Les Nantais résistèrent donc jusqu'à la pause. Et ils eurent la bonne idée d'entamer la seconde période sur de bonnes bases, si bien que lorsqu'on atteignit l'heure de jeu le découragement se propagea peu à peu dans les rangs de l'équipe ajaccienne. Ses longs coups de pied demeuraient vains, de même que les fautes d'intimidation de Laurenti et de Rodrigo. Landreau n'était toujours pas mitraillé et le succès des Nantais prit des contours que chaque minute précisait un peu plus. Ces minutes s'égrenèrent tout de même terriblement lentement car la défense canari, si elle renvoyait tout, manquait de sérénité. Elle renvoyait trop de munitions directement à l'adversaire. Le milieu de terrain manquait également de maîtrise et Da Rocha, qui avait beaucoup couru, ne parvenait plus à garder le ballon ou à en faire bon usage.
Solidarité, vaillance, générosité : ce n'est pas rien
C'était laborieux. Mais le résultat était au bout de tous ses efforts, il récompensait l'esprit de corps, la vaillance, la solidarité, la générosité et, même, le réalisme d'une équipe qui a su se battre, jusqu'au bout, sur tous les ballons. Sur un terrain miné comme l'est souvent celui d'Ajaccio, il ne s'agit pas de minces vertus et il serait sans doute malvenu de faire les difficiles.
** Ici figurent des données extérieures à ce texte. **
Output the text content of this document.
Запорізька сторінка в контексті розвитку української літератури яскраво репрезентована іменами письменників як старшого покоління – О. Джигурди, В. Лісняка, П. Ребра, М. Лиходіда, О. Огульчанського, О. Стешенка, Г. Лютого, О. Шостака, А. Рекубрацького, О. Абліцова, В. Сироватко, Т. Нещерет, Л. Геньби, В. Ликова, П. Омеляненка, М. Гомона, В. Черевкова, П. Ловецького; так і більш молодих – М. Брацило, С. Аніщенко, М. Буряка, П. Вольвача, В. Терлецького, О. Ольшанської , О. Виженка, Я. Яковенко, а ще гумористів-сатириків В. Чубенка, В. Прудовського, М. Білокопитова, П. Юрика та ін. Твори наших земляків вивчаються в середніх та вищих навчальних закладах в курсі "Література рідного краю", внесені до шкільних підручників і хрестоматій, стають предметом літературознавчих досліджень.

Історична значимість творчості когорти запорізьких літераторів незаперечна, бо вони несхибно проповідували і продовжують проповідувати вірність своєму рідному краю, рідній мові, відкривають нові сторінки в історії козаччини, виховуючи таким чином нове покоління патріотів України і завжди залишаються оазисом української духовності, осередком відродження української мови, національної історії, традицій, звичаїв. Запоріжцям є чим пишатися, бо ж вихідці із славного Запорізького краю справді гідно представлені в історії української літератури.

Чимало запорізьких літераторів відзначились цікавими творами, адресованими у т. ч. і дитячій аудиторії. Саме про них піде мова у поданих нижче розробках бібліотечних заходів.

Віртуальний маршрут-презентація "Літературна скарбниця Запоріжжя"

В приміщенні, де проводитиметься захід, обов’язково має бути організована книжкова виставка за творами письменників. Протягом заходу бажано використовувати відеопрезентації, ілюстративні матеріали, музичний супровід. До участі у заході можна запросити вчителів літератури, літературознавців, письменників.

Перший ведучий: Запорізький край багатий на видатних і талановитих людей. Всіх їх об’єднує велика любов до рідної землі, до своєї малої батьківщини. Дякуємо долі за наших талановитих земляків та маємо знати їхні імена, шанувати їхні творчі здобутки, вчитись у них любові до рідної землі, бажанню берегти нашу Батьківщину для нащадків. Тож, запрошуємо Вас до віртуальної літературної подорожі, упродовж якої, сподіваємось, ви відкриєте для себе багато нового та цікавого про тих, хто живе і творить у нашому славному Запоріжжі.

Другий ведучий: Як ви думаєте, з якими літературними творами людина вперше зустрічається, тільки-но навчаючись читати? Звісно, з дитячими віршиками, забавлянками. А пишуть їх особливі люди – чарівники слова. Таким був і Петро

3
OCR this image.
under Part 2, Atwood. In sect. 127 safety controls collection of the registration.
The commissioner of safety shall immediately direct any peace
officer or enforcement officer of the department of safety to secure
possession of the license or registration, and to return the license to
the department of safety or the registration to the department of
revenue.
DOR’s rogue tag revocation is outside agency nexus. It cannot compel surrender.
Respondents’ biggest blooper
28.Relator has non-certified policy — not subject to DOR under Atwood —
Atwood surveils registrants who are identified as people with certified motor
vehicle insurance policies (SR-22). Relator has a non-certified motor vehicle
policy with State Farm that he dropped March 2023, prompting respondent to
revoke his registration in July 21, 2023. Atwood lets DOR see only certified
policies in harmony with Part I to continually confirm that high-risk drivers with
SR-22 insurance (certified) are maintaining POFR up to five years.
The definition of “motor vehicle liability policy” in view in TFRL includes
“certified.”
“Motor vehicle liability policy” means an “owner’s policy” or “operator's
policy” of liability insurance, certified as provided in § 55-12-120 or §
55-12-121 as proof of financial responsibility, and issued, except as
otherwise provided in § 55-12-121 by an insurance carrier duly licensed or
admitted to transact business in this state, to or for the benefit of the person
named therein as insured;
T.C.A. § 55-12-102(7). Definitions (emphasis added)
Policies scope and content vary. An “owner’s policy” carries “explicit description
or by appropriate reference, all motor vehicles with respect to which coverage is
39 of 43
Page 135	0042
Il n'est pas interdit, au contraire, de mettre à la raison un adversaire inférieur. Surtout quand une semaine plus tôt on n'a pas su concrétiser sa supériorité face à Rennes. Nantes n'avait d'ailleurs plus gagné à l'extérieur depuis le match aller face aux joueurs de Boloni. C'était le 6 août. Et il a rendu aux Ajacciens la monnaie de la mauvaise pièce qu'ils leur avaient jouée à la Beaujoire, une semaine plus tard.
Alors, Aurélien Capoue a eu raison : ce succès valait bien quelques pas de danse.
B.V. le 12 janvier 2006.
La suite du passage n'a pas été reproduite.